I had thought that Jews generally don't go in for the "praying to saints" thing.  There's one God, that's whom you pray to, nobody else.  I think that's one of Maimonides' Thirteen Articles, in fact.  I have once or twice come across some highly poetic and metaphoric prayers that address themselves to God's Attribute of Mercy directly, as if it were a separate entity, but that's by far the exception and not the rule, and also still technically God.

So, pondering the idea of praying-to-saints, though... The idea, from what I've seen, is you ask St Whatever to intercede on your behalf before God, convincing God to do whatever it is you need.  Now hang on a second.  You're trying to convince St Whatever to take your part and (help) grant your desires instead of addressing God directly because, what, because you figure St Whatever is more merciful than God?  I've seen the prayers; they try to arouse the saint's pity and compassion... are the saints really more merciful or compassionate than God?  Doesn't that fly in the face of a lot of theology?  The idea of a saint being more merciful than God would probably sound blasphemous to a Muslim, at least; should it to a Christian?

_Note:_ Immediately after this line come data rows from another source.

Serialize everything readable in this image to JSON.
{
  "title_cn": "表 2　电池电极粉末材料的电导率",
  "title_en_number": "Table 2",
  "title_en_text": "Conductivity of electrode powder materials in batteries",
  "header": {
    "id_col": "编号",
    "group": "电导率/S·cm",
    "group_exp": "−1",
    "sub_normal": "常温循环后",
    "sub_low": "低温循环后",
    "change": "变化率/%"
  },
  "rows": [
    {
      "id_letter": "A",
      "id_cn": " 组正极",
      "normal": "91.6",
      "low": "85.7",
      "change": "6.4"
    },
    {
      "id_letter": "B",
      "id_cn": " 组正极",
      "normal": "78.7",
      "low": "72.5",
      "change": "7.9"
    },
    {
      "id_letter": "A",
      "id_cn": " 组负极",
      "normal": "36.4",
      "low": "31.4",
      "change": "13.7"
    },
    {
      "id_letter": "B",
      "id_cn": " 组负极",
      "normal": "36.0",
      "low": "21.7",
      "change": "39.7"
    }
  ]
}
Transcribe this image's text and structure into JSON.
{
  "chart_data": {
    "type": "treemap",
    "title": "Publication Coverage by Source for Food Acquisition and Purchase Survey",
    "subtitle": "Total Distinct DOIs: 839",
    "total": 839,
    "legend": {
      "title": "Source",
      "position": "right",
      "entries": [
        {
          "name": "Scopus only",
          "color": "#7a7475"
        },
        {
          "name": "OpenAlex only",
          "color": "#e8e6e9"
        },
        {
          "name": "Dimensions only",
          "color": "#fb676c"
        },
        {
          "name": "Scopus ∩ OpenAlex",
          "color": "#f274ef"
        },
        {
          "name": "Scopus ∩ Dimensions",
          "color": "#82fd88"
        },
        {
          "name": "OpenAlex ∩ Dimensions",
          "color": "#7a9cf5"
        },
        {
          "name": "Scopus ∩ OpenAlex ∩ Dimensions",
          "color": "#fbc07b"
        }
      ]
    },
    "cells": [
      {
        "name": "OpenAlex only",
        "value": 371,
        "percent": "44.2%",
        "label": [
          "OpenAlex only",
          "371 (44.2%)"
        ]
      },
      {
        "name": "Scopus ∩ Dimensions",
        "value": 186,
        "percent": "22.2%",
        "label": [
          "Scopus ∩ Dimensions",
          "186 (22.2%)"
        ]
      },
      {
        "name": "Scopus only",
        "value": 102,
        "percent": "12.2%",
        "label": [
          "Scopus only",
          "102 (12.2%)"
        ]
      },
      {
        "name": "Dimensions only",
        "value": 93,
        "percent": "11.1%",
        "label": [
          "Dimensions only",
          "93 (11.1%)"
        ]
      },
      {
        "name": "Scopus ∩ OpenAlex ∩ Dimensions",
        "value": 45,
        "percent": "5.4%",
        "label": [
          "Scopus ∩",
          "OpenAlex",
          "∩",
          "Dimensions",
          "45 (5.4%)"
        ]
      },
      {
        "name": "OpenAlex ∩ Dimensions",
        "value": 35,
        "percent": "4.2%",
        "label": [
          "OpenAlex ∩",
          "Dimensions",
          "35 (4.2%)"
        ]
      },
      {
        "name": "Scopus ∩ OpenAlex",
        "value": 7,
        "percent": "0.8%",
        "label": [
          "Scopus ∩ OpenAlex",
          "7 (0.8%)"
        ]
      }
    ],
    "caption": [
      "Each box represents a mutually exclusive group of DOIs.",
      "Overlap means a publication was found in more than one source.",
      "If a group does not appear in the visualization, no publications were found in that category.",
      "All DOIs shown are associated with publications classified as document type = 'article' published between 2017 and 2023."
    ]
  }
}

I've heard in religions like Voudou, there's the notion that although God is all-powerful, he's also awfully busy, and if you want results you're better off addressing one of the lesser minions who can accomplish what you need.  That could be an answer, I guess, but it still flies in the face of much of mainstream Christian theology.  God who cares about the fall of a sparrow can't be bothered to listen to my request?

Is this ever addressed in Christian thought?  Especially Catholic, since they seem to be bigger on praying to saints than other denominations.  Anyone with thoughts?